Voters in this racially diverse city decide Tuesday whether to end affirmative action.

In a key test of voter sentiment on affirmative action, Houstonians head to the polls on Tuesday to consider abolishing a city program that helps women- and minority-owned businesses get municipal contracts.

The vote is being watched closely nationwide as the first major anti-affirmative-action effort since California's landmark Proposition 209 outlawed racial and gender preferences last year. Currently 26 states and countless municipalities are mulling over variations of the plan. The outcome not only will shape the emerging national debate over preferences but also, residents here point out, how the world views Houston.

"This is a defining moment in the city of Houston," says Jew Don Boney, a black City Council member and firebrand minister. "Literally, the soul of our city is at stake. We should not equivocate to partisan outside forces that would divide us and destroy all that this city has become."

With its relatively tranquil race relations and rapidly improving economy, Houston may seem an unlikely staging ground for the next voter-driven effort to abolish affirmative action.

Not so for Edward Blum, an investment broker and former congressional candidate, who conceived and bankrolled the Houston Civil Rights Initiative with the help of key architects of the California initiative.

Dubbed "Son of 209," Mr. Blum's initiative would amend the city charter to outlaw discrimination in city contracting and employment.

"Any program establishing quotas and preferences for one group necessarily discriminates against another group that is not granted a preference," Blum says. "Racial discrimination and racial preferences are merely different sides of the same coin."

Businessman vs. mayor

In his campaign, Blum has been careful to assemble a coalition of supporters from various backgrounds and ethnicities. However, the articulate and erudite Blum is unquestionably the singular force driving the issue.

That position sets him squarely in opposition to Houston Mayor Bob Lanier, a six-year incumbent with an approval rating that hasn't dipped below 80 percent - and the man responsible for drafting the city's current affirmative-action program.

For Mr. Lanier the goals-oriented program is emblematic of the value placed on diversity that's the backbone of Houston race relations.

"You would be telling Anglo men - contractors who look like me - that they don't even have to try to find a minority- or women-owned firm that could do some of that business. They wouldn't even have to look. That is a tragedy."

The program crafted by Lanier and passed in 1995 requires a good-faith effort by prime contractors to include minority- and woman-owned firms.

$1 billion a year at stake

Much is at stake beyond issues of image and diversity, however. The city awards about $1 billion in contracts a year. Among Blum's supporters are many prominent, Anglo, male-owned companies, who claim the city's zealous enforcement of its "voluntary goals" program at times resembles enforced quotas.

But prior to the first affirmative-action contracting program in 1984, about 95 percent of city contracts went to firms owned by Anglo men.

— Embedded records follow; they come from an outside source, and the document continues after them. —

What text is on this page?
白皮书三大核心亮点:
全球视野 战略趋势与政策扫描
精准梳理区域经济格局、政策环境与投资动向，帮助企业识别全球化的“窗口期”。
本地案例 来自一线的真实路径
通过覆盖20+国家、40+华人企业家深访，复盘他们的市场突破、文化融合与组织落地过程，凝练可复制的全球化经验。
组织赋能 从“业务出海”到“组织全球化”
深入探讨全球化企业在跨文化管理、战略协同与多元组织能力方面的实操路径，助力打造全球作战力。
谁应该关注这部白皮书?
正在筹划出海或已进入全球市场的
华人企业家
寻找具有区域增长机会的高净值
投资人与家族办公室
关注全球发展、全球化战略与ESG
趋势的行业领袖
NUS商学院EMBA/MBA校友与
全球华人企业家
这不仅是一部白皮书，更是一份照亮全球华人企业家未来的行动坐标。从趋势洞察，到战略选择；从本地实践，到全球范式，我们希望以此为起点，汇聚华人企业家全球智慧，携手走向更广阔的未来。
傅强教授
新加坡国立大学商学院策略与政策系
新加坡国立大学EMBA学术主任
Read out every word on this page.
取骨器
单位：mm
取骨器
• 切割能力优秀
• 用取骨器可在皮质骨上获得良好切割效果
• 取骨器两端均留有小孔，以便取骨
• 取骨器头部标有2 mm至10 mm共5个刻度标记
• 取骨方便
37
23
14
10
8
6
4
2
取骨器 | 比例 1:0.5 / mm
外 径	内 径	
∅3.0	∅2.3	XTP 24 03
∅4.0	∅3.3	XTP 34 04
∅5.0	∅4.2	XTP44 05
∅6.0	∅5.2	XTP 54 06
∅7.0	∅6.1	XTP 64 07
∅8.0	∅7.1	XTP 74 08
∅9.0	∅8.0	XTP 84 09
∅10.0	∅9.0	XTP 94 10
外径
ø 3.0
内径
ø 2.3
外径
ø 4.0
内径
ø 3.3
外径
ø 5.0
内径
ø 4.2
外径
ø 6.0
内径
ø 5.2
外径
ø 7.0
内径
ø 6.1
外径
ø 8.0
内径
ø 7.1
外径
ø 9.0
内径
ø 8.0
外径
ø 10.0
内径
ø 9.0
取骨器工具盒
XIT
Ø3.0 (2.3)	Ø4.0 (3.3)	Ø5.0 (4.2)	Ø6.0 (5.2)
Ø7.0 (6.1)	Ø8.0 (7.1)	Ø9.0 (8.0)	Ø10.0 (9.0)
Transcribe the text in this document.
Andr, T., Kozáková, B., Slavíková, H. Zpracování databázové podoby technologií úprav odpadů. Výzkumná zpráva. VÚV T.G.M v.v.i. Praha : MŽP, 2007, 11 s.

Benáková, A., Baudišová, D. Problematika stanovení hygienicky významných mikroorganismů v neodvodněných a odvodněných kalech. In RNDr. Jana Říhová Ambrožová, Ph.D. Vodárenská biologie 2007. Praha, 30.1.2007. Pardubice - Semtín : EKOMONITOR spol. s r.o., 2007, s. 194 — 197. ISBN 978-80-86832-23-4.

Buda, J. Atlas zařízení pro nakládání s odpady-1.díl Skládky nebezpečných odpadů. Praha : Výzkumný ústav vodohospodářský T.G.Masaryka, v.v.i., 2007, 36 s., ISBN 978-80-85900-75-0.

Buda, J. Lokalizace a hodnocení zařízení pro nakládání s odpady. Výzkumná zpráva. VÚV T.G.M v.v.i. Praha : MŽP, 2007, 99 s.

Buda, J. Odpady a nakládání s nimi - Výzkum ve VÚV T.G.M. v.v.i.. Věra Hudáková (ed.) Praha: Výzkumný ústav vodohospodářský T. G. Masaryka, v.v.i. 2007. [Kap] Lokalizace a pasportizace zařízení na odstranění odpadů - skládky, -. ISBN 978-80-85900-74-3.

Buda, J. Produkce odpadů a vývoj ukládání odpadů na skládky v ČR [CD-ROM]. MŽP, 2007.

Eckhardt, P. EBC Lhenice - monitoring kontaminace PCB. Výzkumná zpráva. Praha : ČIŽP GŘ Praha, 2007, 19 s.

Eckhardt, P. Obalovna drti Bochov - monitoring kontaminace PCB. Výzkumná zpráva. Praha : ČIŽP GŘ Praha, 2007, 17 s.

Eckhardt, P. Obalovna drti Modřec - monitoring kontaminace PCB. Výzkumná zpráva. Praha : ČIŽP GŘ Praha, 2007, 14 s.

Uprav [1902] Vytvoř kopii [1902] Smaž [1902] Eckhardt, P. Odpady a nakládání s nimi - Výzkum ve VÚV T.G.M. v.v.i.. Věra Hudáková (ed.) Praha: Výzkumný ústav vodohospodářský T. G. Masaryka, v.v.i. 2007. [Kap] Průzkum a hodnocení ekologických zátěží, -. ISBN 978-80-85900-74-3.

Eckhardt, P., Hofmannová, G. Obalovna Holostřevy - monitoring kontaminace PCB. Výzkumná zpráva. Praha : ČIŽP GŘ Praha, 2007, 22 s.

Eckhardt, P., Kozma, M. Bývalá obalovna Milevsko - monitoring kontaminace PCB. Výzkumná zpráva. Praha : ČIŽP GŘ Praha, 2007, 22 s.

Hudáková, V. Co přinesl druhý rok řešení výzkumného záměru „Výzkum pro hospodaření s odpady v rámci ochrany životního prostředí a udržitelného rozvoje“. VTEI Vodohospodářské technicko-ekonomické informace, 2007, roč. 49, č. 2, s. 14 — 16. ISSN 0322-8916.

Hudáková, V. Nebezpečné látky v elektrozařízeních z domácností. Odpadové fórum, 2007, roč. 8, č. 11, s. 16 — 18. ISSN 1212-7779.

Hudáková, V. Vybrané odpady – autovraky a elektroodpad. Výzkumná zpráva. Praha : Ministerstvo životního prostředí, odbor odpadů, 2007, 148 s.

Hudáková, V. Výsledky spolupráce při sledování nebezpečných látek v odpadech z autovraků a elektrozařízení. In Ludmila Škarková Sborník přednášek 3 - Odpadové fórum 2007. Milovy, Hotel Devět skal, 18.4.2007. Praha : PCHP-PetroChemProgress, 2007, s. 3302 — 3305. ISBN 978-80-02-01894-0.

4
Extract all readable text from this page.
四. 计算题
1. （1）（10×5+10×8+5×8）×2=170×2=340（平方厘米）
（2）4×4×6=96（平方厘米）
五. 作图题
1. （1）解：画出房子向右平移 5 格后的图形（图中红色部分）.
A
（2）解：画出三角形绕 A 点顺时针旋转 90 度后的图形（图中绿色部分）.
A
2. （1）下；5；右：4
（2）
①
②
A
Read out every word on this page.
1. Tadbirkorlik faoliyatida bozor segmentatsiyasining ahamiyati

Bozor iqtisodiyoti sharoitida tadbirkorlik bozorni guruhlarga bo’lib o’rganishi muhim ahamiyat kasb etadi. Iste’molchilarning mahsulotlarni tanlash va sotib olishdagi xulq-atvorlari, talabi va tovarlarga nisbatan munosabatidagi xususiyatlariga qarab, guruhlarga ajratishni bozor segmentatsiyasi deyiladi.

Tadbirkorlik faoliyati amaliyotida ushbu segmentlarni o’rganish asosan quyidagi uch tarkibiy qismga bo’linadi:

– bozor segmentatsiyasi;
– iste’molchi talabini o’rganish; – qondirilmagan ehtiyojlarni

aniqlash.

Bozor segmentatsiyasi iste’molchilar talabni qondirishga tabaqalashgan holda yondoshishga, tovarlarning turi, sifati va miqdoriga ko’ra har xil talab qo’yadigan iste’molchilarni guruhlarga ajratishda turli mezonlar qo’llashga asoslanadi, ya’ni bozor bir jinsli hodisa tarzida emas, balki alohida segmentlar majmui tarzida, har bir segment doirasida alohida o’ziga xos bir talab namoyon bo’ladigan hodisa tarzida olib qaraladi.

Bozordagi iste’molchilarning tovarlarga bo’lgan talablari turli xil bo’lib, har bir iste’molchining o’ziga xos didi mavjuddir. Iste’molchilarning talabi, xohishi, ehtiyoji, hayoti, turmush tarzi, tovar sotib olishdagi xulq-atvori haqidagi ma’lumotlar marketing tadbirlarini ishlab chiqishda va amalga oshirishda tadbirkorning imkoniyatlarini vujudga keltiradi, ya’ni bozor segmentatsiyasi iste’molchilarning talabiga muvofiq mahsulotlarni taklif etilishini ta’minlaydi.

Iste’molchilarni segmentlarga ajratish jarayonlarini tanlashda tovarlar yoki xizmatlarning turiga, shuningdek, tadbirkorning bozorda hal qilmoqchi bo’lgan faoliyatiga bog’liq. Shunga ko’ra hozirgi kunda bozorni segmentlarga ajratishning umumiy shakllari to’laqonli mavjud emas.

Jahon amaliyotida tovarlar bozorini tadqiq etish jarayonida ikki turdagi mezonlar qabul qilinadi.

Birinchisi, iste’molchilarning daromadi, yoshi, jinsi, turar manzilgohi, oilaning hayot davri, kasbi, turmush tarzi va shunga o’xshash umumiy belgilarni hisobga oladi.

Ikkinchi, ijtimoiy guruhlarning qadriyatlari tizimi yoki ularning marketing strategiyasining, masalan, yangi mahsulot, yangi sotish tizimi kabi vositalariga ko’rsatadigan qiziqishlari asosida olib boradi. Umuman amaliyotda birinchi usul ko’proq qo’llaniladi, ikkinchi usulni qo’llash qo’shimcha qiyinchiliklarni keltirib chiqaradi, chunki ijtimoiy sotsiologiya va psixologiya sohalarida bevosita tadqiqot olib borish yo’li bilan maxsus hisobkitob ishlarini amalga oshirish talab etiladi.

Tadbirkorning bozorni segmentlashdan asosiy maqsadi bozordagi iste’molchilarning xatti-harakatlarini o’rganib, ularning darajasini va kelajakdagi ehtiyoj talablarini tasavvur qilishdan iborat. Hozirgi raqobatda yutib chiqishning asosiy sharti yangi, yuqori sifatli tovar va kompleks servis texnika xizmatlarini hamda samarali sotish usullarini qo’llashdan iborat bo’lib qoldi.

Under the current program, these firms receive 80 percent of city contracting.

Demographically, the city of Houston is 40.6 percent Anglo, 27.4 percent black, 27.6 percent Hispanic, and 3.9 percent Asian.

When Lanier muscled his affirmative-action program through City Council two years ago, he fought off efforts from black leaders to cut white women from the program and deferred efforts to include the disabled. At the time, the city's program bucked a prevailing national trend toward abolishing affirmative action.

In the two years since, that force has grown even stronger, says Roger Pilon, of the Cato Institute in Washington, D.C. "And at the end of the day, most people understand that it is simply wrong for government, which belongs to all the people, to favor some of the people at the expense of other people," Mr. Pilon says.

Whatever the result in Houston - polls show the outcome hard to predict - the affirmative-action issue is expected to march on. Both the US Supreme Court and federal lawmakers are soon expected to wade into the affirmative action debate.

"These programs are being abolished by the courts. They will eventually be outlawed by Congress," Blum says. "The passage of [the Houston plan] will restore our city to the long-abandoned ideals of a color-blind society."

Lanier, a wealthy Anglo developer, admits he never gave the issue much thought before coming to office. He says ensuring women and minorities an economic stake in Houston's prosperity is key to the city's future and place in the world.

"We don't need lessons in race relations from California," Lanier says. "This relates to something I believe with every fiber of my body - that this city needs this program. It is vital to our well-being, and to throw it away now would be a terrible thing."